The Exorcist, by William Peter Blatty

Trigger warning for sexual violence.

Reading a classic scary story is always a chancy thing. Some scary stories have been so superseded by subsequent stories that they seem quaint in comparison and we wonder what all the fuss was about. Dracula comes to mind here. The ones that stick around often have something else that makes them stick in the brain. Frankenstein doesn’t have much power to freak us out these days but has plenty of food for thought when it comes to the ethics of science. William Peter Blatty’s The Exorcist is the rare book that has both. Fifty-two years after its first appearance, The Exorcist still holds enough terror to make it a perfect Halloween read for me.

I’ve never seen the film version of The Exorcist but the story (film and book) made such an impact that I feel I knew a lot of what was going to happen through cultural osmosis. (This is why I’m going to skip my usual semi-summary of the plot.) In spite of this foreknowledge, I was still on the edge of my couch while I read the book. I read the whole thing in one day because I just had to know what was going to happen to Regan and her mother, Chris, and whether the two priests, Father Damien and Father Merrin, would manage to send the monstrosity back where it came from.

There are some areas where The Exorcist shows its age. Chris MacNeil’s girlish way of speaking grated a bit. I had a hard time taking her seriously as an adult because she cultivates such a girl-next-door persona, someone who says pits instead of dropping a mild swear. I suspect that Chris’s vocabulary would have sounded entirely natural in 1971. More interesting for me was the way that Father Damien, as he builds his case for an exorcism, is perfectly willing to accept telekinesis and telepathy as natural phenomena rather than supernatural ones. In the 1970s, extrasensory perception seems to have been much more plausible than we find it today.
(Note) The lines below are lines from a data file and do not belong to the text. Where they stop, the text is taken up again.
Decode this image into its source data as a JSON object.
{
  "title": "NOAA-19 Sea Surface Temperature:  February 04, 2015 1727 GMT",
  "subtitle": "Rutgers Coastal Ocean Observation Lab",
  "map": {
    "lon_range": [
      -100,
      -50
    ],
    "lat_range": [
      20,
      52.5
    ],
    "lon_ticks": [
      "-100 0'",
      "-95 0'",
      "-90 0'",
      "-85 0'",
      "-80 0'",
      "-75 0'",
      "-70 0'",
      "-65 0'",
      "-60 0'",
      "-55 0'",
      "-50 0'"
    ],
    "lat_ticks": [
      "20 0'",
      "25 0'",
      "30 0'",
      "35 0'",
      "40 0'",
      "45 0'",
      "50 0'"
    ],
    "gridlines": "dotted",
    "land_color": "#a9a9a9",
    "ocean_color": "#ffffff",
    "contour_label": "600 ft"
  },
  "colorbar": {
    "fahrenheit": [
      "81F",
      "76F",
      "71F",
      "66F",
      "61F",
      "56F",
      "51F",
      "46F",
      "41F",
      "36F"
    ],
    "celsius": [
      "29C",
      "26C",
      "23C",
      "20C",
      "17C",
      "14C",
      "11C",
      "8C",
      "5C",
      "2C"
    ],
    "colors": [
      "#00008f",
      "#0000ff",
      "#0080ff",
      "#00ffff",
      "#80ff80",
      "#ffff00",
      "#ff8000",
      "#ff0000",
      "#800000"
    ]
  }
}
Father Damien was the best part of the book. Regan is mostly a sketch of a child before she is possessed by whatever it is. Chris annoyed me as much as she earned my sympathy. Father Merrin is a bit of a deux ex machina. But Father Damien appealed to me. He’s got the same sort of world-weariness that the best noir detectives have. He’s seen everything and most of it was bad, and yet, he still hopes that god is real. He wants god and goodness and love to be real. When Chris comes to him in desperation, Father Damien is willing to throw himself into the fight (infernal or otherwise) because he can’t not help someone who is suffering. The climax of The Exorcist moved me much more than I expected for a book that I believed was all about the existential terror of possession and demonic evil.
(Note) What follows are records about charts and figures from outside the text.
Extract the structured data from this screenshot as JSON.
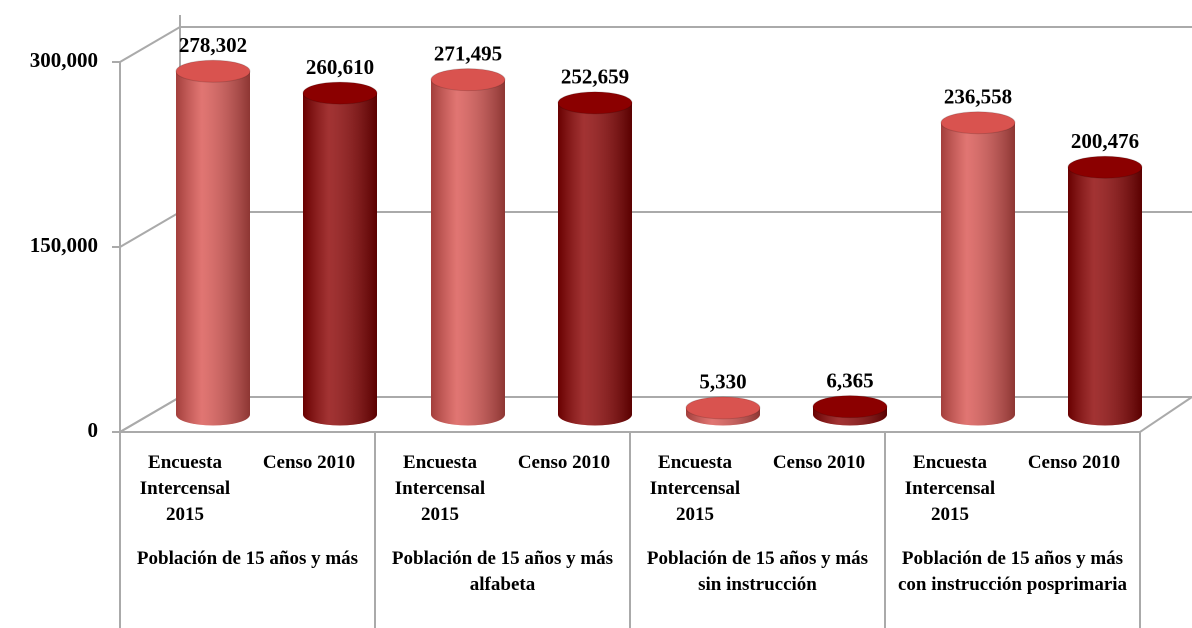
{
  "chart_data": {
    "type": "bar3d",
    "categories": [
      "Población de 15 años y más",
      "Población de 15 años y más alfabeta",
      "Población de 15 años y más sin instrucción",
      "Población de 15 años y más con instrucción posprimaria"
    ],
    "series": [
      {
        "name": "Encuesta Intercensal 2015",
        "color": "#d9534f",
        "values": [
          278302,
          271495,
          5330,
          236558
        ],
        "value_labels": [
          "278,302",
          "271,495",
          "5,330",
          "236,558"
        ]
      },
      {
        "name": "Censo 2010",
        "color": "#8b0000",
        "values": [
          260610,
          252659,
          6365,
          200476
        ],
        "value_labels": [
          "260,610",
          "252,659",
          "6,365",
          "200,476"
        ]
      }
    ],
    "ylim": [
      0,
      300000
    ],
    "yticks": [
      0,
      {
        "value": 150000,
        "label": "150,000"
      },
      {
        "value": 300000,
        "label": "300,000"
      }
    ],
    "grid": true
  }
}
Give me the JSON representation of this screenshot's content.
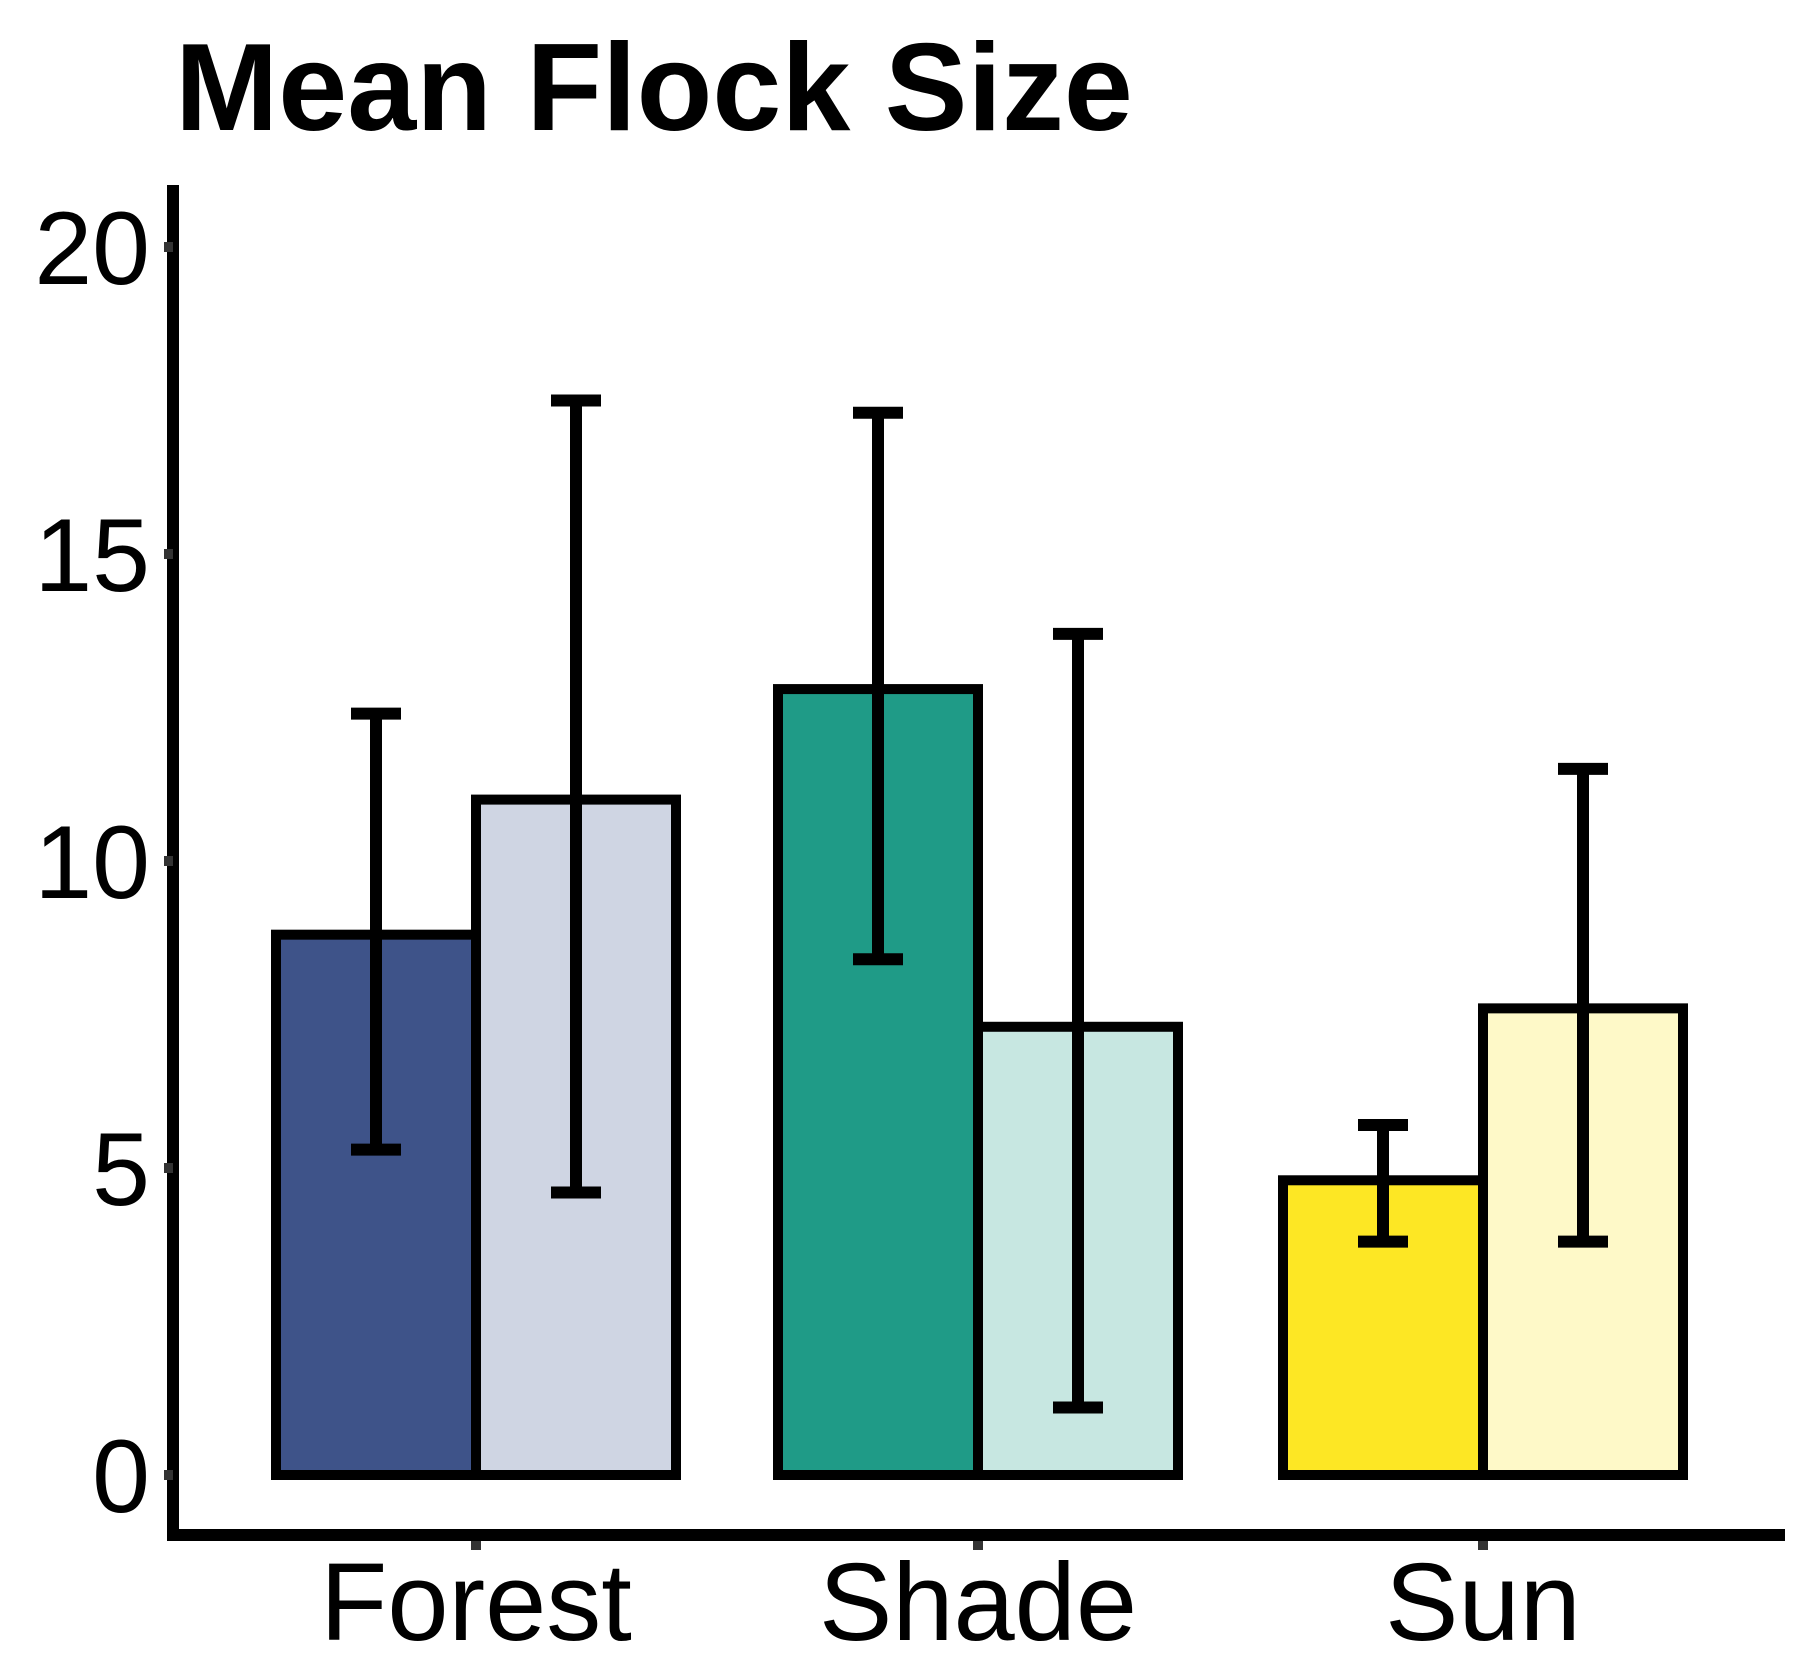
{
  "chart_data": {
    "type": "bar",
    "title": "Mean Flock Size",
    "xlabel": "",
    "ylabel": "",
    "ylim": [
      0,
      20
    ],
    "yticks": [
      0,
      5,
      10,
      15,
      20
    ],
    "categories": [
      "Forest",
      "Shade",
      "Sun"
    ],
    "bars": [
      {
        "category": "Forest",
        "value": 8.8,
        "err_low": 5.3,
        "err_high": 12.4,
        "color": "#3e5389"
      },
      {
        "category": "Forest",
        "value": 11.0,
        "err_low": 4.6,
        "err_high": 17.5,
        "color": "#cfd5e3"
      },
      {
        "category": "Shade",
        "value": 12.8,
        "err_low": 8.4,
        "err_high": 17.3,
        "color": "#1f9b87"
      },
      {
        "category": "Shade",
        "value": 7.3,
        "err_low": 1.1,
        "err_high": 13.7,
        "color": "#c7e7e1"
      },
      {
        "category": "Sun",
        "value": 4.8,
        "err_low": 3.8,
        "err_high": 5.7,
        "color": "#fde724"
      },
      {
        "category": "Sun",
        "value": 7.6,
        "err_low": 3.8,
        "err_high": 11.5,
        "color": "#fef9c8"
      }
    ],
    "grid": false,
    "legend": "none"
  }
}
The Exorcist is the best Halloween pick I’ve read yet. I’m going to have to give my horror fan colleague a big thank you for suggesting it.

One thought on “The Exorcist, by William Peter Blatty

  1. I bought this and read it after seeing the Director’s cut (2000) movie recently.
    The edition I bought tracked the movie to a tee except that it gave the Detective’s investigations more attention.

    Add, yes, I also thought it strange that telekinesis and ESP got, if not a ‘pass’, a grudging acceptance as being just another phenomena to behold.